• Int J Environ Res Public Health · Dec 2019

    An Eye for an Eye? Third Parties' Silence Reactions to Peer Abusive Supervision: The Mediating Role of Workplace Anxiety, and the Moderating Role of Core Self-Evaluation.

    • Jun Huang, Gengxuan Guo, Dingping Tang, Tianyuan Liu, and Liang Tan.
    • School of Economics and Management, Southwest University, Tiansheng Road2#, Chongqing 400715, China.
    • Int J Environ Res Public Health. 2019 Dec 10; 16 (24).

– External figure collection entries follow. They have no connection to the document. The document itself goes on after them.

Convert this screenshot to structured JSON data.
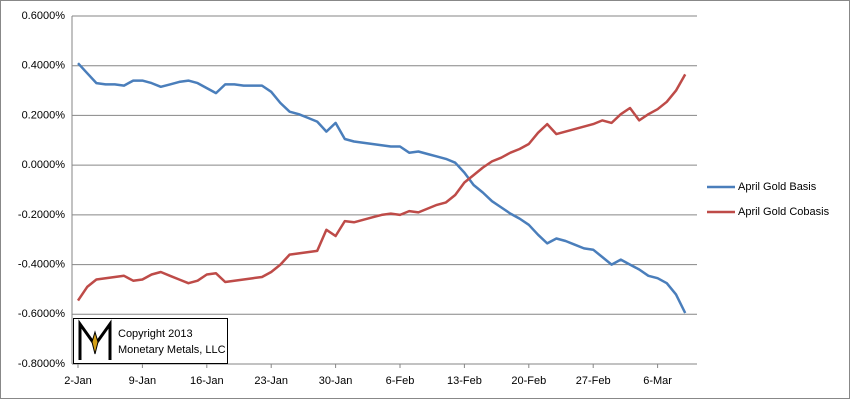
{
  "chart_data": {
    "type": "line",
    "categories": [
      "2-Jan",
      null,
      null,
      null,
      null,
      null,
      null,
      "9-Jan",
      null,
      null,
      null,
      null,
      null,
      null,
      "16-Jan",
      null,
      null,
      null,
      null,
      null,
      null,
      "23-Jan",
      null,
      null,
      null,
      null,
      null,
      null,
      "30-Jan",
      null,
      null,
      null,
      null,
      null,
      null,
      "6-Feb",
      null,
      null,
      null,
      null,
      null,
      null,
      "13-Feb",
      null,
      null,
      null,
      null,
      null,
      null,
      "20-Feb",
      null,
      null,
      null,
      null,
      null,
      null,
      "27-Feb",
      null,
      null,
      null,
      null,
      null,
      null,
      "6-Mar",
      null,
      null,
      null
    ],
    "series": [
      {
        "name": "April Gold Basis",
        "color": "#4a7ebb",
        "values": [
          0.41,
          0.37,
          0.33,
          0.325,
          0.325,
          0.32,
          0.34,
          0.34,
          0.33,
          0.315,
          0.325,
          0.335,
          0.34,
          0.33,
          0.31,
          0.29,
          0.325,
          0.325,
          0.32,
          0.32,
          0.32,
          0.295,
          0.25,
          0.215,
          0.205,
          0.19,
          0.175,
          0.135,
          0.17,
          0.105,
          0.095,
          0.09,
          0.085,
          0.08,
          0.075,
          0.075,
          0.05,
          0.055,
          0.045,
          0.035,
          0.025,
          0.01,
          -0.03,
          -0.08,
          -0.11,
          -0.145,
          -0.17,
          -0.195,
          -0.215,
          -0.24,
          -0.28,
          -0.315,
          -0.295,
          -0.305,
          -0.32,
          -0.335,
          -0.34,
          -0.37,
          -0.4,
          -0.38,
          -0.4,
          -0.42,
          -0.445,
          -0.455,
          -0.475,
          -0.52,
          -0.595
        ]
      },
      {
        "name": "April Gold Cobasis",
        "color": "#be4b48",
        "values": [
          -0.545,
          -0.49,
          -0.46,
          -0.455,
          -0.45,
          -0.445,
          -0.465,
          -0.46,
          -0.44,
          -0.43,
          -0.445,
          -0.46,
          -0.475,
          -0.465,
          -0.44,
          -0.435,
          -0.47,
          -0.465,
          -0.46,
          -0.455,
          -0.45,
          -0.43,
          -0.4,
          -0.36,
          -0.355,
          -0.35,
          -0.345,
          -0.26,
          -0.285,
          -0.225,
          -0.23,
          -0.22,
          -0.21,
          -0.2,
          -0.195,
          -0.2,
          -0.185,
          -0.19,
          -0.175,
          -0.16,
          -0.15,
          -0.12,
          -0.07,
          -0.04,
          -0.01,
          0.015,
          0.03,
          0.05,
          0.065,
          0.085,
          0.13,
          0.165,
          0.125,
          0.135,
          0.145,
          0.155,
          0.165,
          0.18,
          0.17,
          0.205,
          0.23,
          0.18,
          0.205,
          0.225,
          0.255,
          0.3,
          0.365
        ]
      }
    ],
    "ylim": [
      -0.8,
      0.6
    ],
    "yticks": [
      {
        "value": -0.8,
        "label": "-0.8000%"
      },
      {
        "value": -0.6,
        "label": "-0.6000%"
      },
      {
        "value": -0.4,
        "label": "-0.4000%"
      },
      {
        "value": -0.2,
        "label": "-0.2000%"
      },
      {
        "value": 0,
        "label": "0.0000%"
      },
      {
        "value": 0.2,
        "label": "0.2000%"
      },
      {
        "value": 0.4,
        "label": "0.4000%"
      },
      {
        "value": 0.6,
        "label": "0.6000%"
      }
    ],
    "grid": true,
    "legend": "right",
    "annotations": [
      "Copyright 2013",
      "Monetary Metals, LLC"
    ]
  }
}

    AbstractCurrently, a few scholars have studied the spillover effects of abusive supervision from third parties' perspective. However, these limited researches mainly focus on third parties' explicit behavior response to peer abusive supervision, ignoring their implicit reactions (e.g., silence) and the emotional mechanism among it. To fill the above gaps, drawing on affective events theory, we construct a theoretical model that explains the relationship among peer abusive supervision, third parties' workplace anxiety, third parties' silence, and third parties' core self-evaluation. Multi-wave data from 283 front-line employees (57% male and 43% female; 57.2% are 30 years old and below, 31.1% are 31-40 years old and 11.7% are over 40 years old), who come from eight real estate and insurance companies in China, were used to support our framework. In particular, our empirical results indicated that peer abusive supervision was positively related to third parties' silence, among which workplace anxiety played a partial mediating role. In addition, third parties' core self-evaluation moderated the relationship between peer abusive supervision and silence, meanwhile, the mediating role of workplace anxiety. Specifically, the effect of peer abusive supervision on workplace anxiety, and the mediating effect of workplace anxiety, was weaker when the third parties' core self-evaluation was higher rather than lower. The results contribute to both theory and practice.